It is a sad day when Oklahoma's public policy is designed to take advantage of human weakness.
[Below please find an editorial piece by state Rep. Paul Wesselhöft, R-Moore, on the sale of tickets for the Oklahoma state lottery, set to begin this week. As the excitement surrounding ticket sales revs up, Rep. Wesselhöft hopes this editorial will present Oklahomans with the other side of the issue.]
Snake Eyes
By State Rep. Paul Wesselhöft
Dice have been found in Egypt dating thousands of years before Christ. Gambling, it seems, has been a universal practice. Gambling involves gain to very few and loss to a great many. Winners are made at the often serious expense of losers. Wouldn't it seem that the command to love one's neighbor rules out gain at your neighbor's inevitable loss?
Now that Oklahoma has initiated a public policy to extract wealth from her citizens through a lottery, the state has become a partner in a business that breaks up families and exploits our most vulnerable citizens.
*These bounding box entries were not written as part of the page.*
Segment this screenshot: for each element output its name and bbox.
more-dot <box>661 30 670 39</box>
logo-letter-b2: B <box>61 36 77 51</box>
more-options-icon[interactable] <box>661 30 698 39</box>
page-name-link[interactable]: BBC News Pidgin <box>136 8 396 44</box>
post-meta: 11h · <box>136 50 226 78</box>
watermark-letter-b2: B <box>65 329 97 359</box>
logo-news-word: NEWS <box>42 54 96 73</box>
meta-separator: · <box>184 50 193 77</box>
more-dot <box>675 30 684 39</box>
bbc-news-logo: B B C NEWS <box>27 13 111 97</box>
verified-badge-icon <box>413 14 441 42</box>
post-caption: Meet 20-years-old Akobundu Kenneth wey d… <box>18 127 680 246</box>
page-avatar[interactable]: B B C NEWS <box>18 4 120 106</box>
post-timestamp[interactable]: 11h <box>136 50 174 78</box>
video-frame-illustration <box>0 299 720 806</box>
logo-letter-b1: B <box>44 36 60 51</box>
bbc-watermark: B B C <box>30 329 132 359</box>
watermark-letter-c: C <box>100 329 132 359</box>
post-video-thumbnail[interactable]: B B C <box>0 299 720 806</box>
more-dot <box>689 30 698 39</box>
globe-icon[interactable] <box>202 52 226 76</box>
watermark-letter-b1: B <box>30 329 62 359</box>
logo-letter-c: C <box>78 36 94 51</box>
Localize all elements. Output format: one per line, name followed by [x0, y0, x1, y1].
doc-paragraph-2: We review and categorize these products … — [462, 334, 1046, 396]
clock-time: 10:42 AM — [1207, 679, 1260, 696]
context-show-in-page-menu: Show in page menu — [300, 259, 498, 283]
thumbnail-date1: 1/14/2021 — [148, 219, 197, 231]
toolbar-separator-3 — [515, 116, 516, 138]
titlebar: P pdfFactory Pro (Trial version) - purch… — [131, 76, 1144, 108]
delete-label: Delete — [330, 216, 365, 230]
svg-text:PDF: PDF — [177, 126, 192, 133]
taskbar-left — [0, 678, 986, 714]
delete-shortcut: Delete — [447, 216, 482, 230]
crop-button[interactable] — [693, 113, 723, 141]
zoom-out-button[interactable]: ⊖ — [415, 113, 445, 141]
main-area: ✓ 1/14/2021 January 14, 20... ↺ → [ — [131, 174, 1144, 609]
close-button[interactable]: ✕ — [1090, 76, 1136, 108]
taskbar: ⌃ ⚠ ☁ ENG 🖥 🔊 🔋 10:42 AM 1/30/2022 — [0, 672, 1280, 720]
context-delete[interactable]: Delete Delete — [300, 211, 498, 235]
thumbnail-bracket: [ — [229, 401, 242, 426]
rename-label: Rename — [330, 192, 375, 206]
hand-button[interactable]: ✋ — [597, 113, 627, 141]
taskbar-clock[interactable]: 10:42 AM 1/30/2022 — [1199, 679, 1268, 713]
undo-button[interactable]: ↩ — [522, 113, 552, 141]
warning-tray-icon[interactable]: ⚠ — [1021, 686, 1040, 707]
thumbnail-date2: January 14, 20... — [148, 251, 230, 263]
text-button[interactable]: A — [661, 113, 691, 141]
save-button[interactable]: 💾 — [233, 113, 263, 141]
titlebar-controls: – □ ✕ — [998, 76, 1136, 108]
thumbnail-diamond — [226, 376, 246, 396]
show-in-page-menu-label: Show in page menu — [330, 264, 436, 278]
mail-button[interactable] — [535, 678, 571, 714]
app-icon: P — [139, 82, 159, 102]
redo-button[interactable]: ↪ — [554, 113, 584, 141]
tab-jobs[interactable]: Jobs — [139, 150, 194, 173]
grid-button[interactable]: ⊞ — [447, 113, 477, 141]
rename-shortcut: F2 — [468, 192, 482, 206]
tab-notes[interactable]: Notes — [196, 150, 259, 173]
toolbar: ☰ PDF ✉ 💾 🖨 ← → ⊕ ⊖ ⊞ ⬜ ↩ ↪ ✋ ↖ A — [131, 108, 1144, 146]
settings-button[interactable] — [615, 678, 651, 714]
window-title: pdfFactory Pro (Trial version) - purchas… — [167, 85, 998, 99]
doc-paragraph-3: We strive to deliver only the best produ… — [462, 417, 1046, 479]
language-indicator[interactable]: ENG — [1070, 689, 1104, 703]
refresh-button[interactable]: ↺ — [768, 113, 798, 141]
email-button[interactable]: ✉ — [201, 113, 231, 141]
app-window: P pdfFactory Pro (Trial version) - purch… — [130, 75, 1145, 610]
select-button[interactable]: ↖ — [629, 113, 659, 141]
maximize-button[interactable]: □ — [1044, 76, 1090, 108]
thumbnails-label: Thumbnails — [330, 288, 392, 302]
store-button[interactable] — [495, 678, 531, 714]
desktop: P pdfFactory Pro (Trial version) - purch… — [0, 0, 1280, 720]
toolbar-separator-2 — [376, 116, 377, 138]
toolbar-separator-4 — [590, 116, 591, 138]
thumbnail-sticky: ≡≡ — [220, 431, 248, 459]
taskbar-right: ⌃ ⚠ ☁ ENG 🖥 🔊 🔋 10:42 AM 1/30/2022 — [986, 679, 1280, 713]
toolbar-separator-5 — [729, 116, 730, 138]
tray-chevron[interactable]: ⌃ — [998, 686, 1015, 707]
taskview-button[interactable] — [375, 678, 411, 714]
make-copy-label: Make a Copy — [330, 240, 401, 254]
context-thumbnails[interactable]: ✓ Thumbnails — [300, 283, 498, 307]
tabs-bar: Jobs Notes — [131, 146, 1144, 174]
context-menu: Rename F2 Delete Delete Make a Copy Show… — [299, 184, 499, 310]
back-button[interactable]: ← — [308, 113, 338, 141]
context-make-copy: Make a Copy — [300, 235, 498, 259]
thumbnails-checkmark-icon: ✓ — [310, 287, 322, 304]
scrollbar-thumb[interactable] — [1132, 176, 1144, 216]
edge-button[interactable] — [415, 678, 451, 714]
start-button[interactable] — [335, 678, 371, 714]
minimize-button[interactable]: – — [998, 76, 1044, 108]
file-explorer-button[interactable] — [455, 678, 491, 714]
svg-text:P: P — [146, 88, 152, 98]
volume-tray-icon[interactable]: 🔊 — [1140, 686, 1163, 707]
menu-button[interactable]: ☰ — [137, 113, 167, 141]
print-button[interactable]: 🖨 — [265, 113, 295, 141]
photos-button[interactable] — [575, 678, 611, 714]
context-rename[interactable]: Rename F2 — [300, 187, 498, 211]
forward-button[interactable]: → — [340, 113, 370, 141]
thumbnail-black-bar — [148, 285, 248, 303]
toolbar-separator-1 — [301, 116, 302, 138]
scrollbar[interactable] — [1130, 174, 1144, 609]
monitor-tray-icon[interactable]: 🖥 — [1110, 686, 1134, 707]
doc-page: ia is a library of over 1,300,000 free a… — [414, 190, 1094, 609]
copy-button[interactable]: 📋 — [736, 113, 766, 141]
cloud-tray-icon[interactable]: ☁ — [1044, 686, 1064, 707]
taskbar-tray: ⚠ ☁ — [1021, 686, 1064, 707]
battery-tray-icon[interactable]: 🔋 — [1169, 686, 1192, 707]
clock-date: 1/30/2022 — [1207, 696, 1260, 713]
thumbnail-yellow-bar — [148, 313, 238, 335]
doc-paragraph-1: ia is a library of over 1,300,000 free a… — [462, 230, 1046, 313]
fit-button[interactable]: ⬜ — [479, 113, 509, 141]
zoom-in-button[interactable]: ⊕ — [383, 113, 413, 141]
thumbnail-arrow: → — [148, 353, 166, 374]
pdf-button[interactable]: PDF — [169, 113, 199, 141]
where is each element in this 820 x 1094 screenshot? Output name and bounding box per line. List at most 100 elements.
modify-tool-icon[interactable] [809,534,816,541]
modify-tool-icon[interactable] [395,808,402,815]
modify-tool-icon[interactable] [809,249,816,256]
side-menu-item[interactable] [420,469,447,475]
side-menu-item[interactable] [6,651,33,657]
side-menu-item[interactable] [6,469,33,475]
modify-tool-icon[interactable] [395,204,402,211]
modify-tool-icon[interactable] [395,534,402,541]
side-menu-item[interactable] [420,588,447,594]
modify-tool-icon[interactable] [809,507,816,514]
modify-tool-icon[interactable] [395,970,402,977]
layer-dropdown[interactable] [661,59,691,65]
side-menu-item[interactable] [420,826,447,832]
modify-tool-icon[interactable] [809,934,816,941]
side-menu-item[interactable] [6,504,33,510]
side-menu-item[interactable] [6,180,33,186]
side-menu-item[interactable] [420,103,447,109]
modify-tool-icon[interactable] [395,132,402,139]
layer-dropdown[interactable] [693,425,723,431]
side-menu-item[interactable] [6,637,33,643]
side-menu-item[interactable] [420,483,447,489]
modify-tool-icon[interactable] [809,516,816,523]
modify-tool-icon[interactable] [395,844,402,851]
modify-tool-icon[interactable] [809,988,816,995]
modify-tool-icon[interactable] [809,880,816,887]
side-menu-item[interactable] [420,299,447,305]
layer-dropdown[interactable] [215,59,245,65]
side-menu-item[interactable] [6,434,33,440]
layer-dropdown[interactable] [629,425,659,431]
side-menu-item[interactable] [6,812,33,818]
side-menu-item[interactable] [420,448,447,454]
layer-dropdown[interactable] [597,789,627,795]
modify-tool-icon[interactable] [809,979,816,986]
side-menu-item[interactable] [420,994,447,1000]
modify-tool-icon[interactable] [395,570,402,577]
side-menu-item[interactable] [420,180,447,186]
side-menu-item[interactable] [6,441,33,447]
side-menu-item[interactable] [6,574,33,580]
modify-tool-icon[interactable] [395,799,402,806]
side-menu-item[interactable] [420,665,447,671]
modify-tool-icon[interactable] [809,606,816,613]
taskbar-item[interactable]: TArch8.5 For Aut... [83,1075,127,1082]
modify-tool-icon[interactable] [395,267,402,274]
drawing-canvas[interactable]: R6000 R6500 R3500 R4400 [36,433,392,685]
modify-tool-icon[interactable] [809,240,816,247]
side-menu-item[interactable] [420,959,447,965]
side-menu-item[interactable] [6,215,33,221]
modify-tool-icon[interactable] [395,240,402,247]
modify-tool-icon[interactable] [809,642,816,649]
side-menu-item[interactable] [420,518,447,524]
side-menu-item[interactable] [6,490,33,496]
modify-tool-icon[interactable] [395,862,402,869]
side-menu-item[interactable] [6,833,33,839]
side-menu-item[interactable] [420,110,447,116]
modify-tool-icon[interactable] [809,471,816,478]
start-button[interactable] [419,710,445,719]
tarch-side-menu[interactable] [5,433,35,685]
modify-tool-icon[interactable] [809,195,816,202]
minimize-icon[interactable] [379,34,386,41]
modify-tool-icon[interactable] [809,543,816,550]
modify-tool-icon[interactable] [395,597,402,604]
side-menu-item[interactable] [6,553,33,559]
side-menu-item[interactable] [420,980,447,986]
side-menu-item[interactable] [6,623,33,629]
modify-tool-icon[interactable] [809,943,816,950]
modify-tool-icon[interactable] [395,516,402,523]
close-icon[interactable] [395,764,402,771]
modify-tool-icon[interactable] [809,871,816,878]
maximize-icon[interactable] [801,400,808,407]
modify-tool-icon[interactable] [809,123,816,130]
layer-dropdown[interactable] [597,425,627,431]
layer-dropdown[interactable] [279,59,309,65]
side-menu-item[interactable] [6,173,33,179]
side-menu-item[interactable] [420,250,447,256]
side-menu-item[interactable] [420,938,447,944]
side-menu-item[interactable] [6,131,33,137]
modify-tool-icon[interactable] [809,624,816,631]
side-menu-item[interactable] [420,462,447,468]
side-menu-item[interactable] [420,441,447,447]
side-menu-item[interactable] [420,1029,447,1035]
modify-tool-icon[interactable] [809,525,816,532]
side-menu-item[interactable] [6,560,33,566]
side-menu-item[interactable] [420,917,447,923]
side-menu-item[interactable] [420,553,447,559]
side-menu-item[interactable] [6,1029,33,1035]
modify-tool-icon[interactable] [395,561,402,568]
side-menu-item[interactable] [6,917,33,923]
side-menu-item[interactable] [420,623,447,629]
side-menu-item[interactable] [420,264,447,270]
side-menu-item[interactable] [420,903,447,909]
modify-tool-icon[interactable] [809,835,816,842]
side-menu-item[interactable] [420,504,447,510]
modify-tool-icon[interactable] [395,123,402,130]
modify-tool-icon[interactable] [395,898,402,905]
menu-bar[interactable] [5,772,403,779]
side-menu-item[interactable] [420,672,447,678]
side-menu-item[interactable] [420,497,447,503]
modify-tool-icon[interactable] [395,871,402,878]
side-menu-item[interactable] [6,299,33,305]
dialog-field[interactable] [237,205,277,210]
It is a sad day when Oklahoma's public policy is designed to take advantage of human weakness.
With lottery tickets soon to be available at the corner store, and with currently over 80 casinos within a short drive, gambling in Oklahoma is easy to find - and very addictive. Families often suffer severely at the hands of the addictive gambler. Not every gambler develops a pathological behavior pattern, but far too many do.
State officials estimate that some 127,000 Oklahomans are either pathological or problem gamblers. Our state's economy is already bearing the loss of $50 million in gambling-related bankruptcies. Both of these numbers will surely increase as the lottery takes hold.
And though "casual" gambling seldom causes serious problems and should not be considered in the same category as "compulsive" gambling, one must be cautious. All compulsive gambling begins casually.
In my years of pastoral counseling in military communities, where slot machines tend to be plentiful, I have too often seen the social, professional, familial and economic devastation that gambling causes. It ruins lives, and often destroys them altogether. State officials estimate the suicide rate among problem gamblers at 20 percent.
Gambling creates no real product. It creates no new wealth. Gambling violates the principle of fair return for labor and investment and the ethics of stewardship and hard work. It also inflicts pain disproportionately on the poor. And Oklahoma is already one of the poorest states in the nation.
Despite what the governor claims, Oklahoma's economy simply cannot grow when her citizens repeatedly lose capital by gambling away their hard-earned wages. That's a fact. Over the long run, the only people who grow wealthy because of gambling are those who control the process - the casinos, many of which are owned by out-of-state syndicates; and, of course, those who operate the lotteries.
Lottery proponents justify their actions by claiming that it's for the children. Haven't we heard that before? If public policy makers want money for the kids, let them be courageous enough to ask for it legitimately.
There are only so many gambling dollars available in this state. And with the proliferation of casinos and now the lottery, one might wonder if all this competition for everyone's income will someday create an implosion of Oklahoma's gambling industry. If that happens, what are the public policy makers to do with their grand scheme?
When governments sponsor and sanction gambling, even through the democratic process, they engage in the worst type of commercial exploitation. We need government to encourage productive labor, not entice her citizens, through seductive advertising, to crave unearned wealth by tickets bought, the roll of dice, or the pull of the "one-armed bandit."
Albert Einstein stated that "God Almighty does not throw dice." He was referring to the fact that the universe is ordered and not left to chance. State-legalized gambling, it seems, is a denial of faith in God and His ordered universe. The gambler places their trust and devotion in blind chance, which is the antithesis of an ordered universe governed by a sovereign God.
To compulsively place one's trust in mere chance, for the Judeo-Christian, is akin to idolatry; for the atheist and others, let's just call it, "snake eyes."
[Wesselhöft, R-Moore, represents District 54 in the Oklahoma House of Representatives.]